# MH 50 brake adjusting screw spring ?



## chev57 (11 mo ago)

Hello and thanks for allowing me to join. I have recently added a Massey Harris 50 to the garage. Upon further investigation of why the brakes wouldn't work. I found the adjusting screw spring on both sides are broken. Now it seems to be a challenge to find replacements. Any suggestions or help would be appreciated.


----------



## BigT (Sep 15, 2014)

Good Morning chev57, welcome to the forum.

Check out page 40 of the attached catalog from Stevens Tractor. They may be able to get the springs you need, Have you checked the drums and shoes for serviceability? 

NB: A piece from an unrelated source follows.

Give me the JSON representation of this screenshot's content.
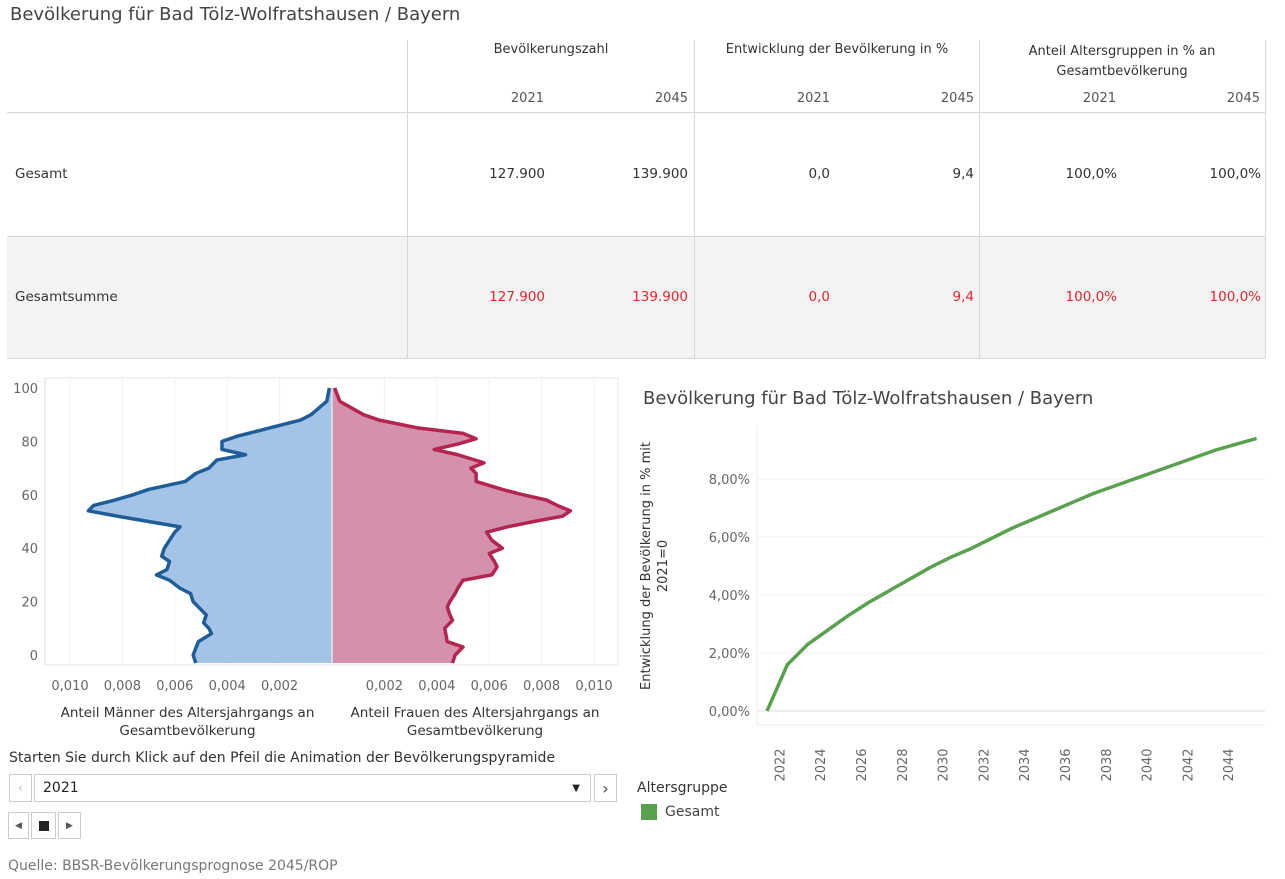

https://www.stevenstractor.com/MasseyFergusonFullPDFdownloadablecatalog.pdf


----------



## pogobill (Jan 31, 2012)

Welcome to the forum.


----------



## chev57 (11 mo ago)

Thanks for info BigT. And the welcome pogobill. The drums and shoes are in great shape. I'll check out stevens tractor. Thanks.


----------



## BigT (Sep 15, 2014)

My experience with old tractor brakes is that you have to "stand on them" for best results.


----------



## chev57 (11 mo ago)

Yes tractor breaks have to put up with a lot of abuse in a pretty hostile environment. Heres hoping i get these brakes working the way they should. Got a order list made up for Stevens.


----------